Mas o mais poético, se me permitem usar essa palavra num texto sobre política local, é que ele próprio, no seu primeiro mandato, prometeu uma auditoria à Câmara. Palavra de honra! Prometeu com a convicção de quem jura que segunda-feira vai ao ginásio. Nunca mais se ouviu falar da tal auditoria. Talvez esteja guardada numa gaveta com as medalhas do tempo de juventude.

Enquanto isso, as sessões da Assembleia transformaram-se num misto de novela mexicana e “stand-up” com má dicção. Quem discorda é acusado de estar “contra o desenvolvimento” contra o sôr presidente. Como se pensar fosse traição. Como se questionar fosse crime. Como se o Tarrafal fosse um aquário e nós os peixes decorativos, bonitos, silenciosos e sempre a girar em círculos.

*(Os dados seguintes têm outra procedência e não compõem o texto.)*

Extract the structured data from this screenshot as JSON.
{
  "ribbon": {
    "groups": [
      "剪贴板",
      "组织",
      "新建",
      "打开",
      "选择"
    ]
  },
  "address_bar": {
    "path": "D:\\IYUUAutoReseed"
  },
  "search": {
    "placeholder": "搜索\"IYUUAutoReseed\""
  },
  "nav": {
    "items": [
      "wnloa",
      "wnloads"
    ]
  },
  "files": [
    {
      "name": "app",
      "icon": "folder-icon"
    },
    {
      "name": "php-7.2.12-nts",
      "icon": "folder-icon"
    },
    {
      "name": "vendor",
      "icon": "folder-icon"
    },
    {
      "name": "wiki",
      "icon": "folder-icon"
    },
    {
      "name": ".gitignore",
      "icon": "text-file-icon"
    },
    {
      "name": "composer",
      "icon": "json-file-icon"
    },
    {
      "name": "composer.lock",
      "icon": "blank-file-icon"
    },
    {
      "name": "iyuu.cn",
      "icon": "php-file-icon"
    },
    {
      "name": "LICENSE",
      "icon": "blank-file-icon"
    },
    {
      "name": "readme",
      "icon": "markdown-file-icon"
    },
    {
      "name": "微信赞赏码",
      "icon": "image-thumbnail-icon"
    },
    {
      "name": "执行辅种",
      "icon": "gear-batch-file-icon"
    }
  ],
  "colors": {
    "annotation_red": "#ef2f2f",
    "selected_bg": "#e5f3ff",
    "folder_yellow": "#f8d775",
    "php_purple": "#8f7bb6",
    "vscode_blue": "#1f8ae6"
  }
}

Sim, senhor Presidente: fui um dos que reclamou. Reclamo outra vez. E volto a lembrar, com o respeito que se deve a qualquer servidor público, que o discurso de “não há dinheiro” não combina com viaturas novas, salários gordos para uns e atrasos para outros. E sobretudo, não combina com arrogância. A arrogância é o perfume dos incompetentes. E não, isto não é despeito. É cidadania. O Tarrafal não precisa de muralhas ideológicas, mas de pontes. Pontes para as zonas esquecidas, para os jovens sem futuro, para os trabalhadores que já não acreditam em nada.

E olhe que voltarei ao assunto, com mais ironia se for preciso, com mais poesia se for justo. Porque amar uma terra não é bater palmas. É bater o pé. E fazer barulho quando ela está a ser maltratada. E fiz no passado e volto a fazer, é a minha maldição e faça questão que ela seja assim.